In continuation with our series on empowering seasoned developers to be successful & informed software architects, this blog’s focus is on creating an effective physical architecture diagram. Read the previous blog on creating an effective logical architecture by clicking here.
As simple definition of physical architecture (also known as deployment architecture) is:
Physical Architecture defines the layout of components & system elements (as deployable units) in the context of system architecture along with depiction of real products & hardware appliances.
A standard definition by SEBoK:
A physical architecture model is an arrangement of physical elements, that provides the solution for a product, service, or enterprise. It is intended to satisfy logical architecture elements and system requirements ISO/IEC/IEEE 26702 (ISO 2007).
An effective physical diagram is important as it serves the purpose of communicating the system under consideration’s infrastructure to various stakeholders (such as enterprise architect, infrastructure/cloud architect, data architect, security architect, vendors, etc.).
#1 – Get Aligned to Enterprise Deployment Strategy
- With the rise of cloud, the foremost decision needs to be made by senior stakeholders that whether cloud or on-premises or hybrid approach will be leveraged.
- This impacts on how you want to represent various components/elements & hence this decision is the primary input to create physical architecture.
#2 – Map Logical Components to Technology Components
- In our previous blog, we discussed about purpose of logical architecture and both physical and logical architecture should be aligned to ensure consistency.
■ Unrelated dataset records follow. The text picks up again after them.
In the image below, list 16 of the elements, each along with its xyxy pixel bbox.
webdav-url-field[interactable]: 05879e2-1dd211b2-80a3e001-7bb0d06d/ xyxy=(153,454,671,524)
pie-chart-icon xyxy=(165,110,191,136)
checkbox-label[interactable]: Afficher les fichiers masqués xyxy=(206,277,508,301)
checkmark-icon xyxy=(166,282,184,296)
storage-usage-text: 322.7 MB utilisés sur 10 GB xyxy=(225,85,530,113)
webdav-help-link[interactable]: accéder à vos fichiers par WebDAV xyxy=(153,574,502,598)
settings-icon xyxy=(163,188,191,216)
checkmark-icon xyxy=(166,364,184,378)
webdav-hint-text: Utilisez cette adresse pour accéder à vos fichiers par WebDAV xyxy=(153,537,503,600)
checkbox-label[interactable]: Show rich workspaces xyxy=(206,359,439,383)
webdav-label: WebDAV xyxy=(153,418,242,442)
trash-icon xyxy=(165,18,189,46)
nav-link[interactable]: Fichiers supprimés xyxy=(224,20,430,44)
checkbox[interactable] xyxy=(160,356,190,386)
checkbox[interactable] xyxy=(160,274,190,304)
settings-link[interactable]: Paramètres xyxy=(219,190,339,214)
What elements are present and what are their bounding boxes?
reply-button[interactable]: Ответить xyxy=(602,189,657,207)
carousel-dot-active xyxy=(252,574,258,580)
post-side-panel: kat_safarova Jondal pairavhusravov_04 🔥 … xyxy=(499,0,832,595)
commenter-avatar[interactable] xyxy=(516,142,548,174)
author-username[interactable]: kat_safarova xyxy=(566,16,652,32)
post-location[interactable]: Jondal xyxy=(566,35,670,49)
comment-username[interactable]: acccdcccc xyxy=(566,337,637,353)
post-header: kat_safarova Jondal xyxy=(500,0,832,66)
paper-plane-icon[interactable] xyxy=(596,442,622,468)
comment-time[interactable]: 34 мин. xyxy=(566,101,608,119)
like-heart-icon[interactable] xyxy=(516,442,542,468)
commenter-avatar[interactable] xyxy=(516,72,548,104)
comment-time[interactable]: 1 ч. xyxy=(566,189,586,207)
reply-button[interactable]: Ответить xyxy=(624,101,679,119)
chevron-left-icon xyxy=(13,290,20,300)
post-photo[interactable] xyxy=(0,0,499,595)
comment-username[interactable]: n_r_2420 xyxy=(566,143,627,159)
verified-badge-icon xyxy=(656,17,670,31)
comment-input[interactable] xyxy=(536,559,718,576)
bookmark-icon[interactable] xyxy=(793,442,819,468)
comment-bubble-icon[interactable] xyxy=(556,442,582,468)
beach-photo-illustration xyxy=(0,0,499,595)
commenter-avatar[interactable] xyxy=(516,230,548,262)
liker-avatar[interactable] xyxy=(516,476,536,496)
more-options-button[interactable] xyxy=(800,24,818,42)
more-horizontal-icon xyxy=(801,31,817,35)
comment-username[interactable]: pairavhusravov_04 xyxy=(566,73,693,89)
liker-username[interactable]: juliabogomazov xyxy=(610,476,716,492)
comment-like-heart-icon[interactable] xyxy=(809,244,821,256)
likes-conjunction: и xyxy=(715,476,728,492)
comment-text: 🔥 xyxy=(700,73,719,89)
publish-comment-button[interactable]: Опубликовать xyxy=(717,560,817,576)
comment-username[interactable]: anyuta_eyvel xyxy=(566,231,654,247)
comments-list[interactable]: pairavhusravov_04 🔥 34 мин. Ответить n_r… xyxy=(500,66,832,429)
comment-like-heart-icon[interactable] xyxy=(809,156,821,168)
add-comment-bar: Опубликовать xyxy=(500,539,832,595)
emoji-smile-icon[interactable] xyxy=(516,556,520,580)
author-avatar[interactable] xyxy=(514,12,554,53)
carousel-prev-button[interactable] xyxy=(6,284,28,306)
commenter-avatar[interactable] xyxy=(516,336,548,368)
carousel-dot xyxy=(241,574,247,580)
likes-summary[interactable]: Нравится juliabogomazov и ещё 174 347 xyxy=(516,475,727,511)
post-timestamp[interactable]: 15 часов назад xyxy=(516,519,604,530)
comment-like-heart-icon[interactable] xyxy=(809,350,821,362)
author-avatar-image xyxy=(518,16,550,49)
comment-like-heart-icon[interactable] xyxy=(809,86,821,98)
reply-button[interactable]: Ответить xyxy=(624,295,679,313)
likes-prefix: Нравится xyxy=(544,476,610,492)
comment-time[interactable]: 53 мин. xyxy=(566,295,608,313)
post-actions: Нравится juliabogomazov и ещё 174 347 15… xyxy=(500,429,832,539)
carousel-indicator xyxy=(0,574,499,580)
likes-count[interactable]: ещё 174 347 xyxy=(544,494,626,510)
A disjointed physical architecture has the risk of missing components/elements, which can lead to technology gaps at later stage.
- Start with mapping logical components with technology components with the rationale for each decision made.
- Based on architecture governance practice, get the key stakeholders aligned with initial technology mapping. The recommendation is to get people aligned at an early stage of technology mapping to avoid any rework at a later stage.
- For example, the below mapping diagram extends logical architecture and maps logical components to related technology components, if you are using AWS based cloud-native architecture.
#3 – Complete the Deployment Architecture with Outer Components in Consideration
- Create the first draft of deployment architecture with networking, compute, and storage components
- Consult with networking, security, infrastructure team to take their feedback & align them accordingly
- For example, after the technology components in the above example, the deployment architecture diagram with cloud (AWS) can be depicted as below using Archimate & AWS notations:
#4 – Review and Align with Diverse Stakeholders
Ensure that following set of stakeholders are aligned with physical/deployment architecture:
- Enterprise Architecture Stakeholders – Ensure that enterprise architects provide their acceptance on overall application deployment architecture
- Infrastructure Stakeholders – Ensure that infrastructure, DevOps, networking & related stakeholders review and provide their sign-off/acceptance
- Security Stakeholders – Ensure that the security team is aligned with deployment architecture and design considerations related to security in-transit and at-rest are in place
- Business Stakeholders – Estimate the operational cost and get acceptance from business from a financials perspective
#4 – Continue Your Journey with Incremental Improvements
- Don’t aim for perfection in your the iteration of producing the artifact. It is a constant journey to improve physical/deployment architecture iteratively.
- Finally, evolve the artifact over the period and consider it as a living document. If possible, use an automated tool to keep it synchronized after the deployment.
In summary, your journey to create an effective physical/deployment architecture starts with logical architecture. It evolves as you progress towards figuring out details of the application architecture and work with various stakeholders collaboratively to get it matured.